Ron Peltier at Inman Connect New York on Wednesday. Credit: AJ Canaria of PlanOmatic / Inside Real Estate

Clelia Peters, left, and Ron Peltier at Inman Connect New York. Credit: AJ Canaria of PlanOmatic / Inside Real Estate

But Peltier also said that there are things both agents and brokerages can do to keep turning a profit. In general, he suggested agents focus on the customer experience, saying that research suggests people are less interested in rapid transactions than they are in simplified transactions.

“The customer would really prefer one-stop shopping,” he told a packed ballroom. He added a moment later that “the customer deserves to have a great experience in the most significant investment, financial transaction, they’re going to make.”

In the case of HomeServices of America, Peltier said the company has tried to improve the customer experience by adding services such as mortgage, title and insurance.

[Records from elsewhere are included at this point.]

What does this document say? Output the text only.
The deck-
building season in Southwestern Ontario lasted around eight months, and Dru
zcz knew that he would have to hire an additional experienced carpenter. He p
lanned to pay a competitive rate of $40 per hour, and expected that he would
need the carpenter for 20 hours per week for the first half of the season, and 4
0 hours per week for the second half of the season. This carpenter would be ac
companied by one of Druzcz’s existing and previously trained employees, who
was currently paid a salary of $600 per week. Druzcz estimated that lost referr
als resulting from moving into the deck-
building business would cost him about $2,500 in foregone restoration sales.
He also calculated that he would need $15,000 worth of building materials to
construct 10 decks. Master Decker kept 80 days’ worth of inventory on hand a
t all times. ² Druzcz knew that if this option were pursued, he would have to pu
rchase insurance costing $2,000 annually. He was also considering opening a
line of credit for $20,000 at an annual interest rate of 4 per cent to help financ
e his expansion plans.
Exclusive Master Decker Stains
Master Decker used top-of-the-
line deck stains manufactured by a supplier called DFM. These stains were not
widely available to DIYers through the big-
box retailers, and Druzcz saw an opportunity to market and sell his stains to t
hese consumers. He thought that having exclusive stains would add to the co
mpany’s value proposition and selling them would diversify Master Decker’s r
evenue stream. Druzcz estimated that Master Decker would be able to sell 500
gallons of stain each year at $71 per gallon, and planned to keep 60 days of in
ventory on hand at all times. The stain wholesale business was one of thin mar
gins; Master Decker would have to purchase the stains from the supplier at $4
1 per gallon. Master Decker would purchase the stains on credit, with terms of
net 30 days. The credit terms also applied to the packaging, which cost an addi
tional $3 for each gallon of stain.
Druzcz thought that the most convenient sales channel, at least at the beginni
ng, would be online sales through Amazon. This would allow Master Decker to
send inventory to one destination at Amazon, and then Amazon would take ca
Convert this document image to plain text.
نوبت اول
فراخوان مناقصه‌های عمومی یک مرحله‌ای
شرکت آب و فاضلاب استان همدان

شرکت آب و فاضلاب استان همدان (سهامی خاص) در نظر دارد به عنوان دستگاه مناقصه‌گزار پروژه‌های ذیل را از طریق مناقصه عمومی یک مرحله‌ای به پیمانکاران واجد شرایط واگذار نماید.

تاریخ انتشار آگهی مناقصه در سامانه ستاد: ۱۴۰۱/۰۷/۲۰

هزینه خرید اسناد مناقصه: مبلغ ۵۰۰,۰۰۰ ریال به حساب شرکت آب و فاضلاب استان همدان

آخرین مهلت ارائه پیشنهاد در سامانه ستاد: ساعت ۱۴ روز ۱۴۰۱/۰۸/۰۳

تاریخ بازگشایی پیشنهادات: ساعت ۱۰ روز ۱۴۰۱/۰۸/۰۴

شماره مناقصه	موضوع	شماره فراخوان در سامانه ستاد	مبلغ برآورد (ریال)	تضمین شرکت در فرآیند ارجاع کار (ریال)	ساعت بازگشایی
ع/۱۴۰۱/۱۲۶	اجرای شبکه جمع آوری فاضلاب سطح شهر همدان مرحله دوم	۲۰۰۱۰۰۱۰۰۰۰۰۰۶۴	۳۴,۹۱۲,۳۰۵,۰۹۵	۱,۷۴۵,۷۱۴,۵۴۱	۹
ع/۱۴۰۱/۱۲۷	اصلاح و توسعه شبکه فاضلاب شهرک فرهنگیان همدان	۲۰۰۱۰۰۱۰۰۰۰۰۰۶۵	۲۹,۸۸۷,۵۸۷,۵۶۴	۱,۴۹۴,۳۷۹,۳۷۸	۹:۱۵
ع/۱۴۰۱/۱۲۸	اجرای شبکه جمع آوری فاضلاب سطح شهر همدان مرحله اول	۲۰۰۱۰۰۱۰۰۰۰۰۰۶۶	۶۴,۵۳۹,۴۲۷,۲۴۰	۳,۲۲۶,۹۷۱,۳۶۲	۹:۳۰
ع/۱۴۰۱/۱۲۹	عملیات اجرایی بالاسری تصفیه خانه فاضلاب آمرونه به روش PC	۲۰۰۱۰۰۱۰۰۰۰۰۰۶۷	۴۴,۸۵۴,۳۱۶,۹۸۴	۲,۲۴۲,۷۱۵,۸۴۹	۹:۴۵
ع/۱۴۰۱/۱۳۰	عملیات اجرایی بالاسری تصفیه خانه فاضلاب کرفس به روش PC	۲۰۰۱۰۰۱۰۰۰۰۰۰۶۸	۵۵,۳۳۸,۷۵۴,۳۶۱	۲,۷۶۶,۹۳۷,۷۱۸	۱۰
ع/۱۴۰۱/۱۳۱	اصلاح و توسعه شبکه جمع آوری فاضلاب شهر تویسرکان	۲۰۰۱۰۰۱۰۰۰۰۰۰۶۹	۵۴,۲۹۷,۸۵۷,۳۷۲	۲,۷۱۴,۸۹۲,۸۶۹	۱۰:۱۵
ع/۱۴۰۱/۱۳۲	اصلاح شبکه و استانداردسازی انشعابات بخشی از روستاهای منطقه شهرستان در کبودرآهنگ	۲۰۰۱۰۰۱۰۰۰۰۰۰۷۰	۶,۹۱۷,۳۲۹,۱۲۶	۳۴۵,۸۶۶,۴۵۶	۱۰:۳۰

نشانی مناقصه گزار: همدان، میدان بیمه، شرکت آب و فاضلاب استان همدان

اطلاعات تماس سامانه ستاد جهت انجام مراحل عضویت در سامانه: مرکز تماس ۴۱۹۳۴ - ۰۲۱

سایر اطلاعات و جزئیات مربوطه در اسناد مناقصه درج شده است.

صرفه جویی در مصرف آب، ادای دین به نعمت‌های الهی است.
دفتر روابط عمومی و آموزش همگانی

The goal is to “create a superior customer experience” where one provider can deal with all of a consumer’s core real estate needs in one place.

“Whatever part of the business that you’re in,” Peltier continued, “we should be focusing on the customer first and then working backwards.”

Peltier also said that real estate professionals who want to defend their margins need to think of the transaction as “just the beginning of the homeownership experience.” If they want to succeed in the business, then, they should work to become a point of contact for their clients other needs.

Peltier specifically suggested helping consumers with services such as refinancing, or replacing major appliances in their home.

“We should be involved in helping the consumer, our customers, manage their home,” Peltier said. “We have an opportunity to stay connected.”

Overall, Peltier was bullish on the state of the industry. He described ongoing tech disruption from high-value companies as “everything old is new again,” and said that real estate professionals can indeed survive a changing industry. But to do that, they need to come to grips with the fact that the “buying process is experiential.”

“People love housing,” he said. “They would like to be dealing with a company that’s got standards, got values and has the best interest of the customer in mind.”